Practice seen as an intrusion on the private lives of female police recruits who have to undergo virginity tests. Human Rights Watch has condemned a long-standing practice in Indonesia where female police recruits are forced to undergo virginity tests before they’re accepted into the force.
Late in 2014, Al Jazeera ran a story entitled ‘Virginity tests on Indonesia police condemned: Rights group says female police required to strip and undergo “two-finger test” to prove virginity before recruitment.’
The story, based on a Human Rights Watch report, was picked up by international news media and stories ran in the Guardian, the New York Times and the China Daily, to mention just a few. While such coverage brought unprecedented attention to policewomen in Indonesia, hymen checks are not a new recruitment requirement; policewomen have been undergoing the procedure since at least 1965.

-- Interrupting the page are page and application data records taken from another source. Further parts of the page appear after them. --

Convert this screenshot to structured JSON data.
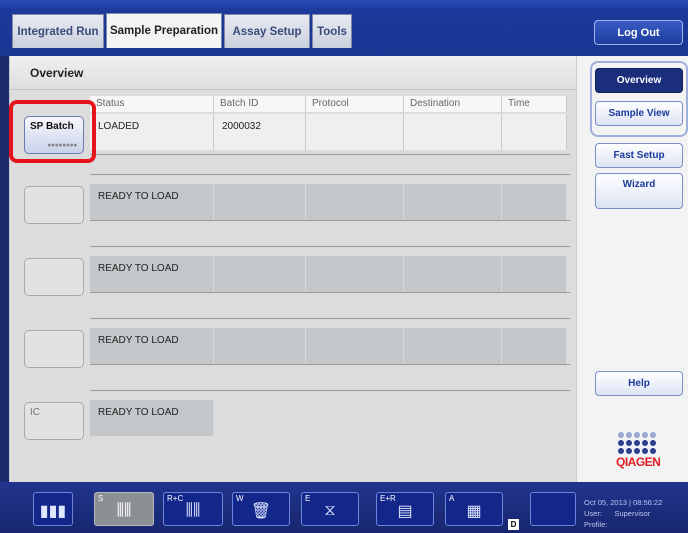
{
  "tabs": [
    {
      "label": "Integrated Run"
    },
    {
      "label": "Sample Preparation"
    },
    {
      "label": "Assay Setup"
    },
    {
      "label": "Tools"
    }
  ],
  "logout_label": "Log Out",
  "overview_title": "Overview",
  "columns": [
    "Status",
    "Batch ID",
    "Protocol",
    "Destination",
    "Time"
  ],
  "rows": [
    {
      "slot_label": "SP Batch",
      "status": "LOADED",
      "batch_id": "2000032",
      "protocol": "",
      "destination": "",
      "time": ""
    },
    {
      "slot_label": "",
      "status": "READY TO LOAD",
      "batch_id": "",
      "protocol": "",
      "destination": "",
      "time": ""
    },
    {
      "slot_label": "",
      "status": "READY TO LOAD",
      "batch_id": "",
      "protocol": "",
      "destination": "",
      "time": ""
    },
    {
      "slot_label": "",
      "status": "READY TO LOAD",
      "batch_id": "",
      "protocol": "",
      "destination": "",
      "time": ""
    },
    {
      "slot_label": "IC",
      "status": "READY TO LOAD"
    }
  ],
  "side_buttons": {
    "overview": "Overview",
    "sample_view": "Sample View",
    "fast_setup": "Fast Setup",
    "wizard": "Wizard",
    "help": "Help"
  },
  "logo_text": "QIAGEN",
  "drawer_buttons": [
    {
      "key": "",
      "icon": "tube-rack-icon"
    },
    {
      "key": "S",
      "icon": "sample-tubes-icon"
    },
    {
      "key": "R+C",
      "icon": "reagent-cartridge-icon"
    },
    {
      "key": "W",
      "icon": "waste-bin-icon"
    },
    {
      "key": "E",
      "icon": "eluate-icon"
    },
    {
      "key": "E+R",
      "icon": "eluate-reagent-icon"
    },
    {
      "key": "A",
      "icon": "assay-plate-icon"
    },
    {
      "key": "",
      "icon": "blank-icon"
    }
  ],
  "drawer_badge": "D",
  "status": {
    "datetime": "Oct 05, 2013 | 08:56:22",
    "user_label": "User:",
    "user": "Supervisor",
    "profile_label": "Profile:"
  },
  "colors": {
    "accent": "#1c3a9c",
    "highlight": "#e5141c",
    "brand": "#e01e26"
  }
}
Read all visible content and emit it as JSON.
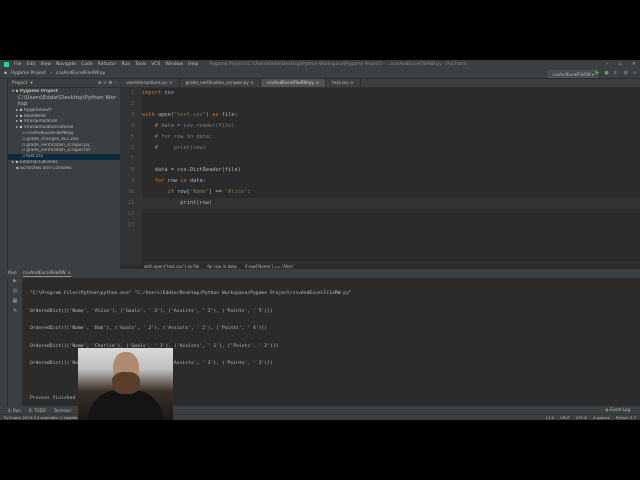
{
  "title_bar": {
    "menus": [
      "File",
      "Edit",
      "View",
      "Navigate",
      "Code",
      "Refactor",
      "Run",
      "Tools",
      "VCS",
      "Window",
      "Help"
    ],
    "title": "Pygame Project [C:\\Users\\Eddie\\Desktop\\Python Workspace\\Pygame Project] - ...\\csvAndExcelFileRW.py - PyCharm"
  },
  "nav": {
    "project": "Pygame Project",
    "file": "csvAndExcelFileRW.py",
    "run_config": "csvAndExcelFileRW"
  },
  "project_panel": {
    "header": "Project",
    "root": "Pygame Project",
    "root_path": "C:\\Users\\Eddie\\Desktop\\Python Worksp",
    "items": [
      "PygameStuff",
      "ReadWrite",
      "VirusSimulation",
      "VirusSimulationTutorial",
      "csvAndExcelFileRW.py",
      "grade_changes_ALL.xlsx",
      "grade_verification_scraper.py",
      "grade_verification_scraper.txt",
      "test.csv",
      "External Libraries",
      "Scratches and Consoles"
    ],
    "selected": "test.csv"
  },
  "tabs": [
    "userInteractions.py",
    "grade_verification_scraper.py",
    "csvAndExcelFileRW.py",
    "test.csv"
  ],
  "active_tab": "csvAndExcelFileRW.py",
  "breadcrumbs": [
    "with open(\"test.csv\") as file",
    "for row in data",
    "if row['Name'] == 'Alice'"
  ],
  "run": {
    "label": "Run",
    "tab": "csvAndExcelFileRW",
    "output": [
      "\"C:\\Program Files\\Python\\python.exe\" \"C:/Users/Eddie/Desktop/Python Workspace/Pygame Project/csvAndExcelFileRW.py\"",
      "OrderedDict([('Name', 'Alice'), ('Goals', ' 3'), ('Assists', ' 2'), ('Points', ' 5')])",
      "OrderedDict([('Name', 'Bob'), ('Goals', ' 2'), ('Assists', ' 2'), ('Points', ' 4')])",
      "OrderedDict([('Name', 'Charlie'), ('Goals', ' 1'), ('Assists', ' 1'), ('Points', ' 2')])",
      "OrderedDict([('Name', 'David'), ('Goals', ' 0'), ('Assists', ' 3'), ('Points', ' 3')])",
      "",
      "Process finished with exit code 0"
    ]
  },
  "bottom_tools": [
    "4: Run",
    "6: TODO",
    "Terminal"
  ],
  "event_log": "Event Log",
  "status": {
    "message": "PyCharm 2019.3.4 available: // Update...",
    "position": "11:5",
    "line_sep": "CRLF",
    "encoding": "UTF-8",
    "indent": "4 spaces",
    "interpreter": "Python 3.7"
  }
}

But it is not just an intact hymen that women need if they are going to be successful in their bid to become Indonesian police officers. Prospective candidates must also parade in front of an (almost always male only) selection committee and be judged literally ‘delicious to look at’.
Indonesia’s modern police force came into existence in 1946, shortly after Indonesia’s declaration of independence. Two decades later, in 1966, the police formally became part of the military where it remained until 1999 when President Suharto’s forced resignation enabled the police to regain institutional autonomy.